JEFFERSON TWP NJ — American Legion Post 245 served for decades as a community meeting place before a devastating fire reduced it to rubble last month.
Now, amid the mangled metal and charred artifacts at the site, local business owners and residents are determined to rebuild.
For the past week, Andover-based J.J. Rich Demolition & Recycling has been leading the cleanup at Post 245 in the Lake Hopatcong section of Jefferson. A group of contractors, township officials and other volunteers combed through the wreckage of the 6,000-square-foot building to expedite the demolition process.
"Invariably, these things will sit for months and months and months," said Rocky Rich, the owner of the demolition company and a veteran himself. "One thing we wanted to do is get it moving as quickly as possible. We didn't want an eyesore in the neighborhood for the community."
Rich's involvement with the project began a few days after the Aug. 26 fire, when he was referred to a Facebook post from a Legion member. As a U.S. Marine Corps veteran, Rich said he felt an obligation to help despite having no prior affiliation with the post.
"I didn't know any of them," he said at the site Thursday. "All I knew was there was a call for help, and I answered the call."
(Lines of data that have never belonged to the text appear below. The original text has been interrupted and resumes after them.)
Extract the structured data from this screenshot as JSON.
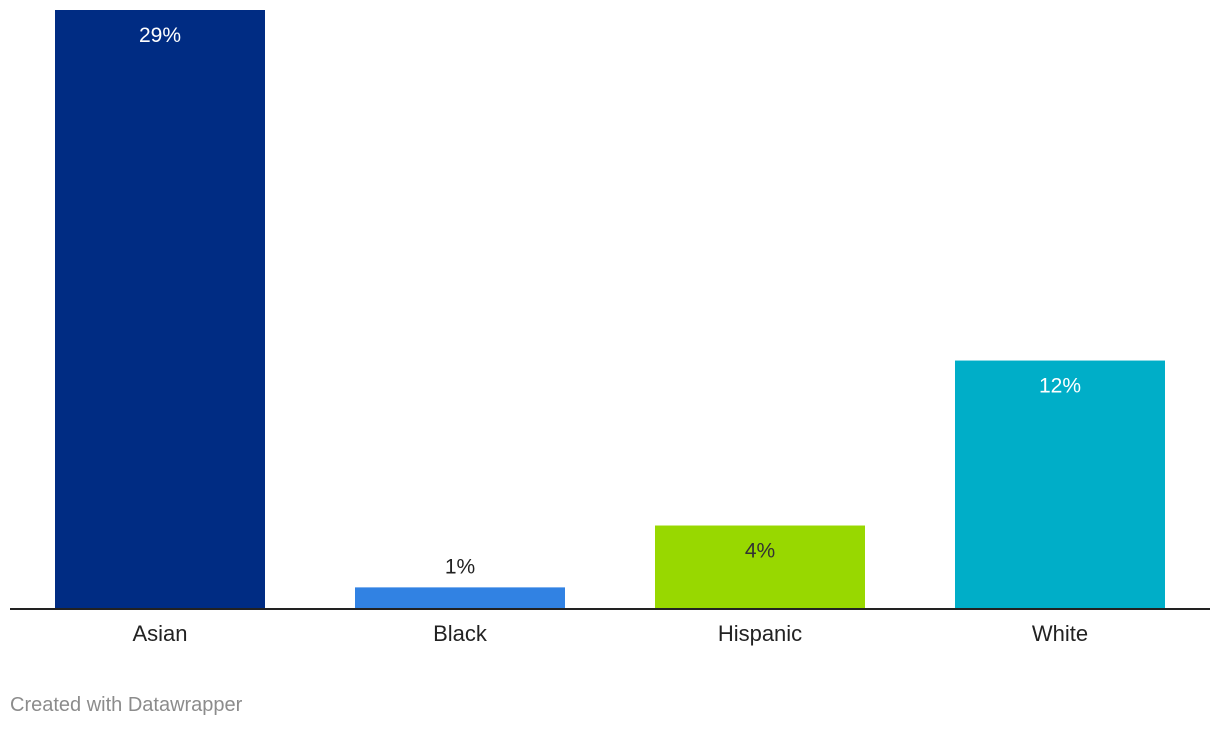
{
  "chart_data": {
    "type": "bar",
    "categories": [
      "Asian",
      "Black",
      "Hispanic",
      "White"
    ],
    "values": [
      29,
      1,
      4,
      12
    ],
    "value_labels": [
      "29%",
      "1%",
      "4%",
      "12%"
    ],
    "colors": [
      "#002c83",
      "#3182e3",
      "#98d800",
      "#00aec8"
    ],
    "label_colors": [
      "#ffffff",
      "#222222",
      "#333333",
      "#ffffff"
    ],
    "label_inside": [
      true,
      false,
      true,
      true
    ],
    "axis_color": "#222222",
    "ylim": [
      0,
      29
    ],
    "title": "",
    "xlabel": "",
    "ylabel": "",
    "grid": false,
    "legend": "none"
  },
  "footer": {
    "credit": "Created with Datawrapper"
  }
}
While the blaze destroyed many framed photos and other artifacts, the cleanup crew has recovered other items that emerged in relatively good shape. They were able to save boxes of blank ammunition as well as 10 rifles, which Felter called the "holy grail" of the process.
The collaboration grew to include Blue Diamond Disposal and Jefferson Recycling, which donated dumpsters for the wreckage. Camp Six, a property management company that oversees several Lake Hopatcong restaurants and businesses, is covering the dump fees for the cleanup.
The partnerships are encouraging to the Legion's past commander, Tony Gross, who has been active at the post for 62 years. In that time, he said, support from residents and government leaders never wavered. "We have found that we get tremendous cooperation from the administrations," said Gross, 89. "That's why we've succeeded up to this point.
The volunteers' goal is for the restoration effort to be fully funded by locals, with more people and businesses contributing as word gets out.